Yeni dünyalarında, yeni iş, yeni kazanç, yeni çevreleriyle hizmet etmeye son sürat devam ediyorlar. Talip değiller ama Türkiye’deki imkanlarından çok daha iyisini elde ettiler.
Rabbimiz bir kapı kapattı, bin kapı açtı bu gariplere…
Evet Garîb…
“Müjdeler olsun o garîblere” beşareti kimlere hitaptı acaba diye sorarsanız ? Geçmişte olduğu gibi bugün de, yine bu güzel kardeşlerimi işaret ederim, hem de daha büyük bir itminanla…
Bizler çoğumuz itibariyle madden zayıf ve orta dereceli aile çocuklarıyız , anne ve babamızda yoktu, elimizde avucumuzda yoktu, ya şimdi ?
Göreceksiniz (inşaallah) gelecek bu sürgünlerin ayakları altına serilecek…
Bu insanlar, bugün tekrar, yeniden hayatla karşı karşıya kalsalar da, memleketlerinden çıkarılmış, bâzıları severek hicret ettikleri diyârı dahi terk etmiş, yepyeni bir ufka “cebren” kanat açmış, göçmen kuşlar gibi diyar diyar savrulmuş olsalar da, yıkılmadılar.
Meşhûr sahâbinin hicret edip, aç kalmama adına, pazara inmek için, birilerine,
“bana bir ip verin, pazarın yolunu gösterin” demesi gibi, ömürlerinin dünya ile ikinci yüzleşmesi onları daha da biledi.
Dünyanın karşısında diz çökmediler, inşaallah diz çöktürecekler…
Abdurrahman bin Avf kaç yaşındaydı acaba ?
Derken, aklıma Minyeli Abdullah filminde Minyeli’nin, hâkimin,
– neye güveniyorsun, sorusu karşısında
– ipime güveniyorum demesi geldi….
Şükür Rabbimize benim ipim var !
İplerimiz var ?
Kardeşlerimiz o kadar yiğit ki ipini kapan çarşıya indi…
Anladım ki kardeşlerimiz gerçekten “yiğit oğlu yiğitmiş”
İpine güvenen insanlar için yeniden pazara inmek, elli yaş için geç değilmiş…
Her şey yabân, yer bakır, gök demir, olmazlar nasıl olur acaba ? Derken, arkadaşlarımız Allah’ın izniyle olmazları oldurdular…

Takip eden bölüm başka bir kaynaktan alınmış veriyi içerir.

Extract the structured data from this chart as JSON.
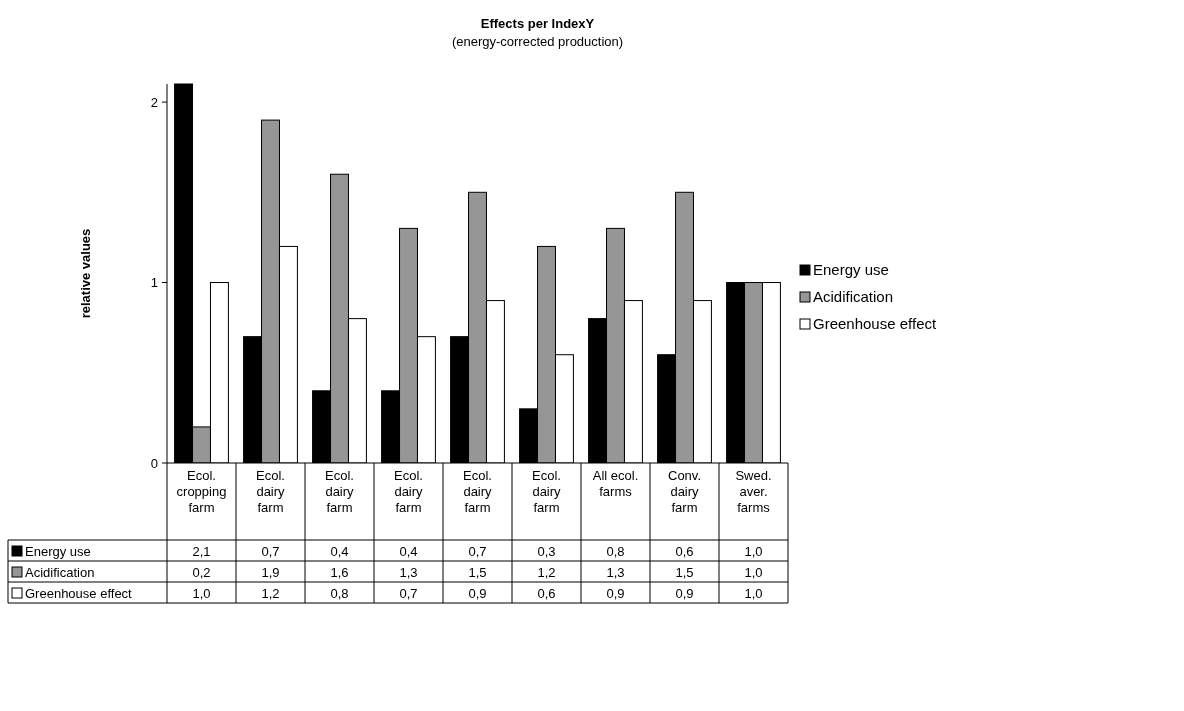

“Bu yaştan sonra dünya adına bir şey elde edilebilir mi ?
Çok zor” diye düşünürken, arkadaşlarımız yepyeni ümranlar kurdular, kuruyorlar…
“Şimdi âileye bakmak lâzım, ayakta kalmak lâzım” korkusu, yerini “geride kalanlara yardım, muavenet, dertleri ile dertlenip onları sahiplenmek lazım” nidalarına bıraktı.
Bugüne kadar yaşamış oldukları standartların altına düşen hanımlar, çocuklar fark etseler de, fark etmeseler de büyük bir travma yaşadılar.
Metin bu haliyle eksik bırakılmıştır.